A body weighing 20 kg just slides down a rough inclined plane that rises 5 m in every 13 m. What is the coefficient of friction?

To find the coefficient of friction (μ) for a body weighing 20 kg that just slides down a rough inclined plane, we can follow these steps: ### Step 1: Understand the Geometry of the Incline The inclined plane rises 5 m for every 13 m of length.
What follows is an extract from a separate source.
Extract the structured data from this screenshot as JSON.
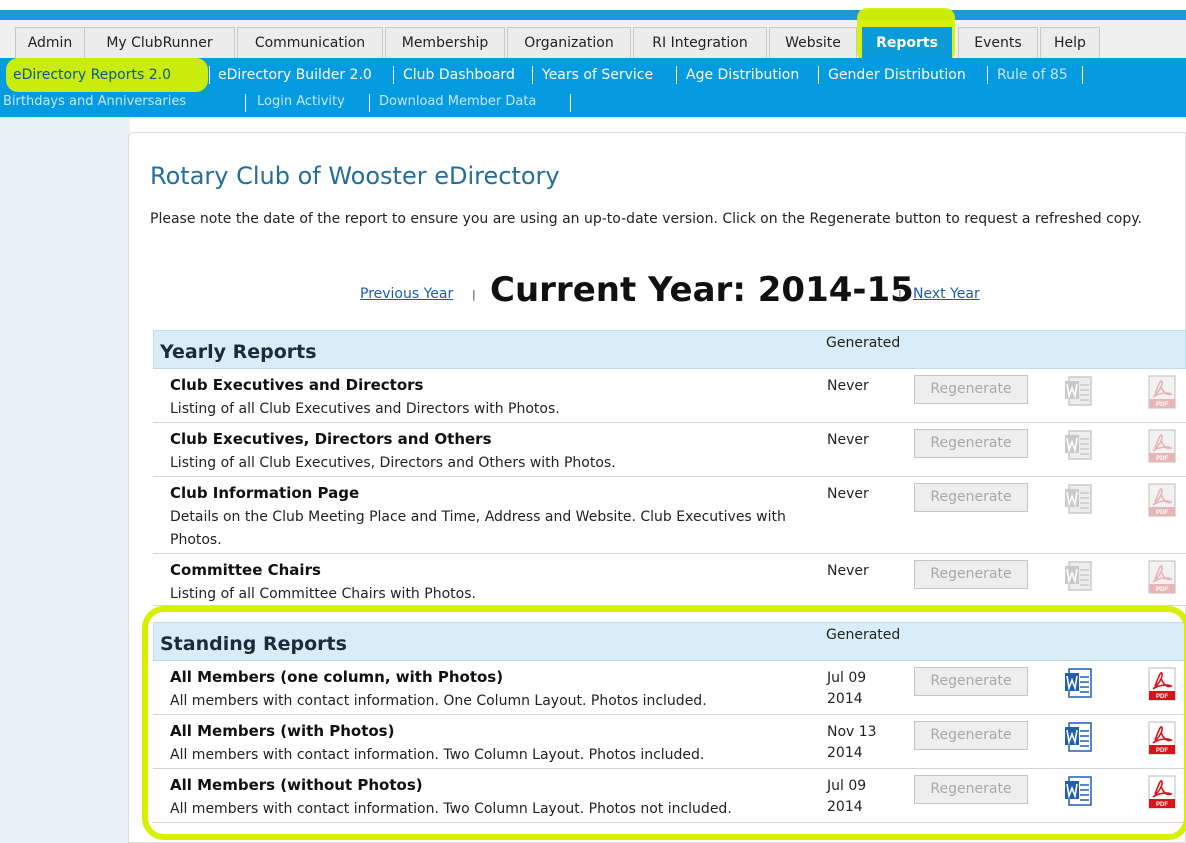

We can use this information to find the angle of inclination (θ). ### Step 2: Calculate the Angle of Inclination We can use the tangent function to find the angle: \[ \tan(\theta) = \frac{\text{opposite}}{\text{adjacent}} = \frac{5}{12} \] Here, the rise is 5 m and the horizontal distance (base) can be found using the Pythagorean theorem: \[ \text{base} = \sqrt{(13^2 - 5^2)} = \sqrt{169 - 25} = \sqrt{144} = 12 \text{ m} \] ### Step 3: Establish the Forces Acting on the Body When the body is sliding down, the forces acting on it include: - Weight (W = mg) acting downward - Normal force (N) acting perpendicular to the incline - Frictional force (F_f) acting opposite to the direction of motion ### Step 4: Resolve the Weight into Components The weight of the body can be resolved into two components: - Perpendicular to the incline: \( W_{\perpendicular} = mg \cos(\theta) \) - Parallel to the incline: \( W_{\parallel} = mg \sin(\theta) \) ### Step 5: Apply Newton's Second Law Since the body is just sliding down, the net force acting along the incline is zero: \[ W_{\parallel} - F_f = 0 \] Where \( F_f = \mu N \) and \( N = W_{\perpendicular} \). ### Step 6: Set Up the Equation From the above, we can write: \[ mg \sin(\theta) = \mu mg \cos(\theta) \] Dividing both sides by \( mg \) (since m is not zero): \[ \sin(\theta) = \mu \cos(\theta) \] Thus, we can express the coefficient of friction as: \[ \mu = \frac{\sin(\theta)}{\cos(\theta)} = \tan(\theta) \] ### Step 7: Calculate the Coefficient of Friction From our earlier calculation, we have: \[ \tan(\theta) = \frac{5}{12} \] Thus, the coefficient of friction (μ) is: \[ \mu = \frac{5}{12} \approx 0.4167 \] ### Final Answer The coefficient of friction is approximately **0.4167**. ---